When the driver opened the door for me, a reporter shouted out, “Ms. Morgan, did you know the dead man at your building?”
A camera flash blinded me, and I felt myself being escorted into the convention center.
I heard my driver say, “Move it,” and then someone asking who was going to pay for the broken camera.
Alan’s driver, Butch, met me just inside the door. My heart raced a little because this meant Alan was already on the premises. Butch, a bull of a man with a bald head, one grumpy-looking eyebrow, and a carefully trimmed beard, growled at the driver, “What are you doing here? Mr. Lyons fired you.”
“Driving the diva,” he said sounding like a smart-aleck teenager.
“Get out of here before the boss sees you, and stay away from her. You’ve been warned about this before.”
“Whatever you say Butchie-boy. I’m just keeping an eye on Mr. Lyons lady,” the driver said.
Butch took a step forward. “Leave now or this will get very bad for you. Ms. Morgan, step away from him. Now.”
The driver left, but first tipped his hat in my direction. “Until we meet again.”
“There will never be an again, idiot. Never,” Butch said through clenched teeth.
Startled by Butch’s words and tone, I asked him, “What was that all about?”
“Nothing. He’s just a driver Mr. Lyons has used before and doesn’t like. I’ll be calling for a different one to take you home.
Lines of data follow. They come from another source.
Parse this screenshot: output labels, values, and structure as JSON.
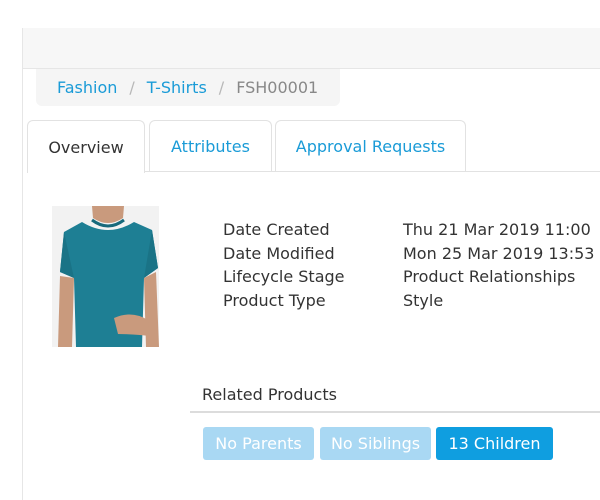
{
  "breadcrumb": {
    "items": [
      {
        "label": "Fashion"
      },
      {
        "label": "T-Shirts"
      }
    ],
    "current": "FSH00001",
    "separator": "/"
  },
  "tabs": [
    {
      "label": "Overview",
      "active": true
    },
    {
      "label": "Attributes",
      "active": false
    },
    {
      "label": "Approval Requests",
      "active": false
    }
  ],
  "product": {
    "image_icon": "product-photo-tshirt",
    "image_colors": {
      "shirt": "#1e7f94",
      "skin": "#c99a7d",
      "background": "#f2f2f2"
    },
    "details": [
      {
        "label": "Date Created",
        "value": "Thu 21 Mar 2019 11:00"
      },
      {
        "label": "Date Modified",
        "value": "Mon 25 Mar 2019 13:53"
      },
      {
        "label": "Lifecycle Stage",
        "value": "Product Relationships"
      },
      {
        "label": "Product Type",
        "value": "Style"
      }
    ]
  },
  "related": {
    "title": "Related Products",
    "buttons": [
      {
        "label": "No Parents",
        "state": "disabled"
      },
      {
        "label": "No Siblings",
        "state": "disabled"
      },
      {
        "label": "13 Children",
        "state": "active"
      }
    ]
  },
  "colors": {
    "link": "#1a9bd7",
    "button_active": "#0f9ee0",
    "button_disabled": "#a9d8f3"
  }
}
You’re early. Why?”
“I need to make sure everything is ready. Would you mind letting Mr. Lyons know I’m here?”
“He already knows.”
“Of course he does.” His constant “knowing” had always bothered me. So had Butch. It felt like I lived under surveillance.
“Any news on the dead guy in the elevator?” I asked.
“Who am I – your personal assistant?” Butch growled.
I shrugged off my annoyance and let myself get lost in my daughter’s face. Life-sized pictures of her and the other children were strategically placed on easels all over the foyer.
I walked over to the one I cared about most and whispered, “Hi, Baby.”
In the reflection of a large mirror beside her poster, I thought I saw Butch’s eyes soften, but when I looked again, I realized I was wrong.